Nicht nur Politiker reden davon, auch Medien berichten immer wieder von einer angeblichen Spaltung der Gesellschaft – oder von einer drohenden, die real werden könne, wenn zum Beispiel eine Impfpflicht komme.
Natürlich gibt es gesellschaftliche Konflikte, aber der Begriff „Spaltung“ stellt die Lage irreführend dar.
Zahlen sprechen eine andere Sprache
Denn erstens sprechen die Zahlen eine deutliche Sprache. So hat sich zum Beispiel eine große Mehrheit impfen lassen, eine große Mehrheit ist für strengere Corona-Maßnahmen, auch für eine Impfpflicht. Die Gegner des Impfens und der Corona-Maßnahmen sind eine deutliche Minderheit.
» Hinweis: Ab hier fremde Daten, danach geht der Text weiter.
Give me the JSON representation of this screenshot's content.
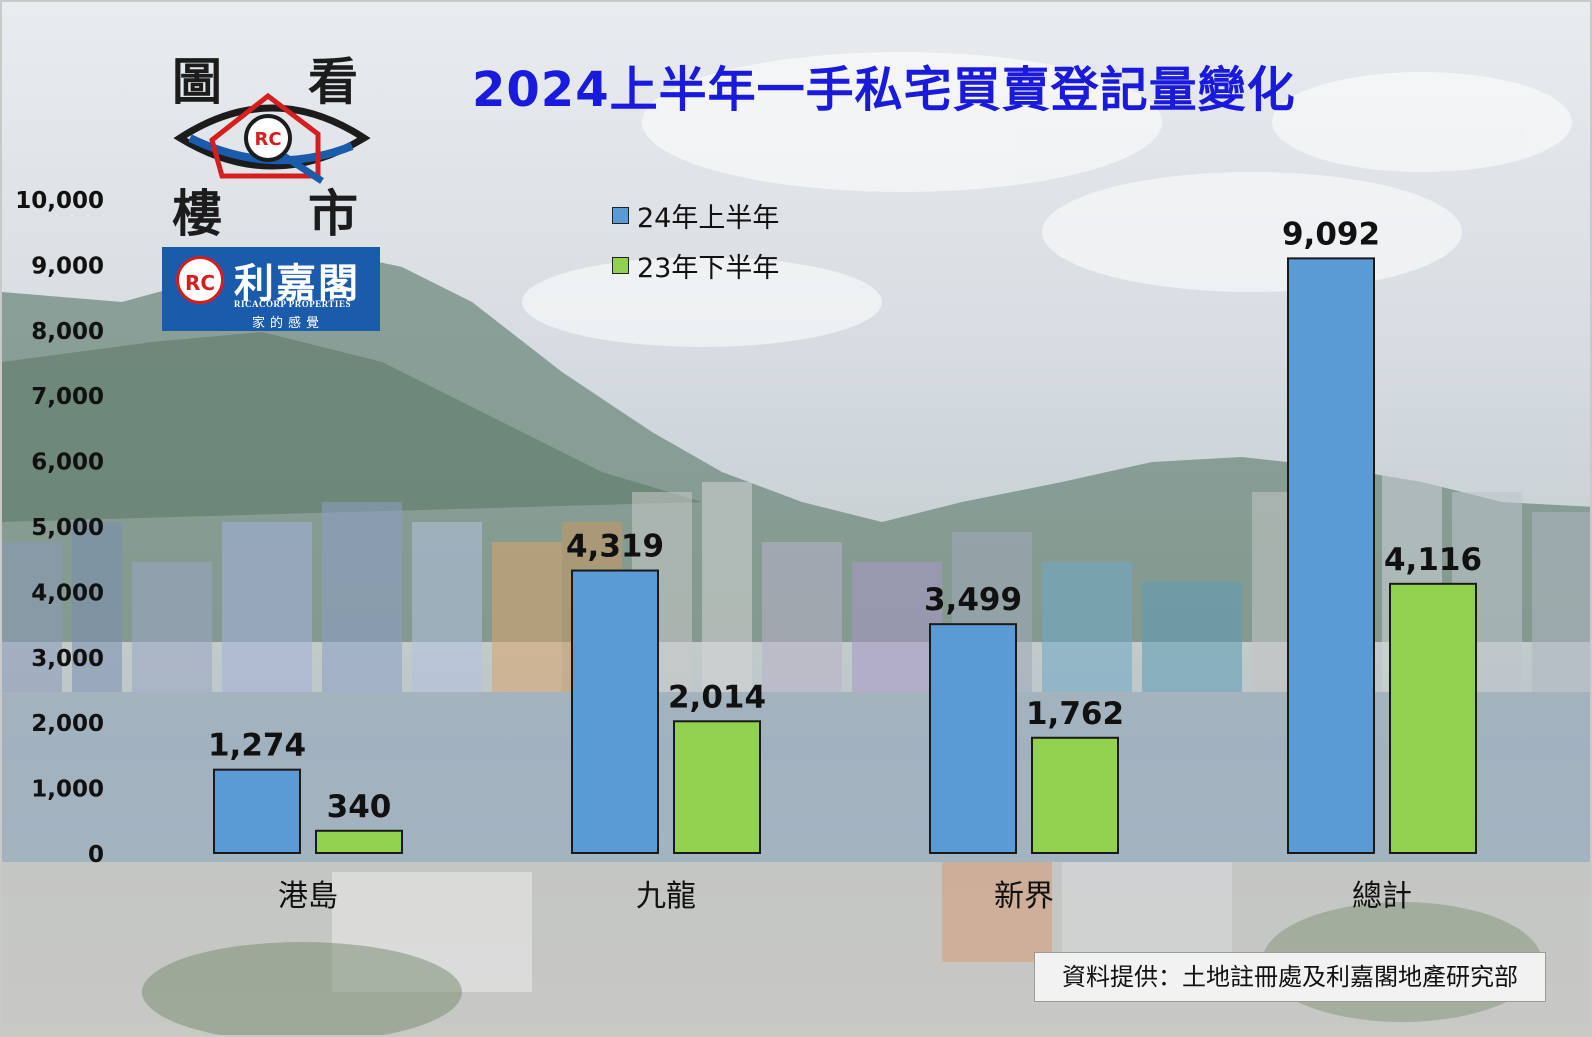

Zweitens unterstellt der Begriff, dass die Gesellschaft in anderen Fragen nicht gespalten, also nicht unterschiedlicher Meinung ist. Dabei gibt es in keiner politische Frage eine Einheitsmeinung und erst recht keinen einheitlichen Volkswillen, den zum Beispiel Rechtsextreme behaupten. Es sind Interessenunterschiede, die in einer Demokratie normal sind.
Drittens stehen sich nicht immer wieder dieselben Leute gegenüber: Wer in der einen Frage meine Meinung teilt, tut es in einer anderen nicht. Eine politische Spaltung sieht der Verfassungsrechtler Christoph Möllers aber nur, „wenn sich eine Gesellschaft immer wieder in die gleichen Teile teilt“.
Medien erwecken leicht den Eindruck, es gebe oder drohe eine Spaltung, wenn sie zwei konträre Meinungen gegenüber- und so darstellen, als gäbe es für beide gleich viele Unterstützer. Das verzerrt die Wahrnehmung und hemmt politische Entscheidungen. Meinungsunterschiede dürfen nicht verschwiegen, aber auch nicht zu einer Spaltung verklärt werden.